Ultimately, the preparation of accurate, comprehensive and reliable sustainability reporting is a cross-company project that requires collaboration between numerous functions, including finance, HR, legal, PR and communications, procurement, and the sustainability team. At board level, it’s also vital that there is close collaboration between the board committees that provide relevant oversight, particularly the audit and sustainability committees.

Stakeholder engagement

By itself, sustainability reporting will not accelerate the transition to a more sustainable economy. It can help to bring about that transition, however, by telling the authentic story behind the transformation that is happening in practice.

High-quality information can help boards to build trusted relationships with the key stakeholders that will enable them to execute their strategy, including investors and finance providers. Significantly, 99% of investors who responded to the 2022 EY Global Corporate Reporting and Institutional Investor Survey said they consider companies’ environmental, social and governance reporting as part of their investment decision-making process.

If there is not already one in place, boards should have a robust plan for communicating and explaining the company’s sustainability reporting to stakeholders. Audit committees can play a key role here by interrogating management around how prospective information, such as strategy and target setting, is presented in the company’s sustainability report. They can also clarify which matters are likely to present fraud risks.

Training and competence

Providing oversight around the production of trusted sustainability information is a big and important task for boards.
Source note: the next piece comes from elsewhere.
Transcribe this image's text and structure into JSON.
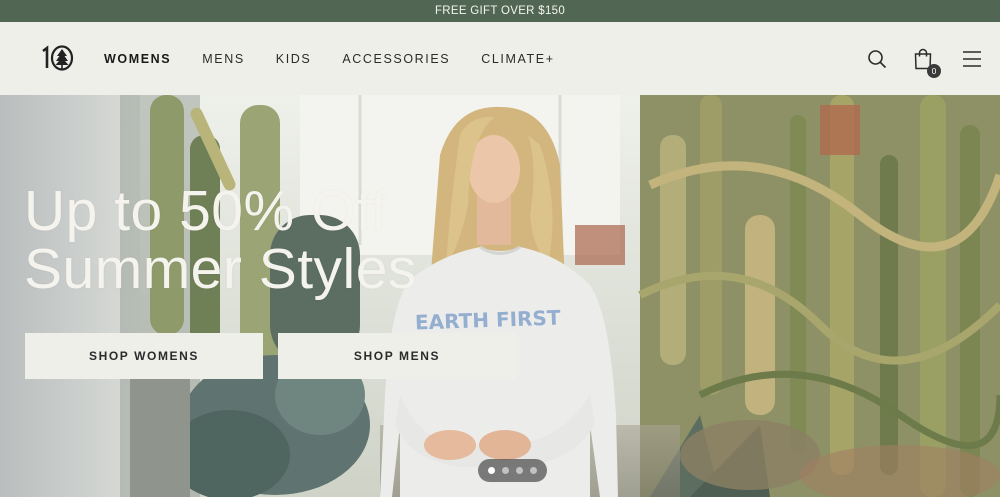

The scale and complexity of the task also mean there’s a lot to learn – even for boards with prior experience in this area.

Boards should develop a training plan to equip their members with the skills and knowledge they need to deliver the company’s sustainability strategy.

Boards are acutely conscious that they need to develop new skills and to educate themselves on sustainability matters. So, they are seeking advice from internal and external specialists and having in-depth conversations with their auditors. In addition, they are undertaking skills assessments and bringing in new members with sustainability expertise in the event of a skills gap.

The research recommends that boards develop a training plan to equip their members with the skills and knowledge they need to deliver the company’s sustainability strategy, as well as monitor the associated reporting. Boards should also review whether they have the right people, with the right skill set and mindset, to understand how sustainability issues affect the business in the short, medium and long term.

The following EY professionals contributed to this article: Shaun Carazzo, Alberto Castilla Vida, Matteo De Luca, Elena Fernandez Garcia, David Gonzalez-Aparicio, Laure Guegan, Nelmari Hamman, Heikki Ilkka, Roy Linthorst, Jan Niewold, Christian Orth, Erik Sandström, Christophe Schmeitzky, Isabelle Tracq-sengeissen, Laurent Vitse and Charlotte A. Weston.


Summary

By supporting their companies to comply with the CSRD, boards are helping to accelerate the transition to a more sustainable economy. In their critical oversight capacity, they can also ensure that their companies use powerful insights from their sustainability reporting to drive business model transformation and achieve long-term success.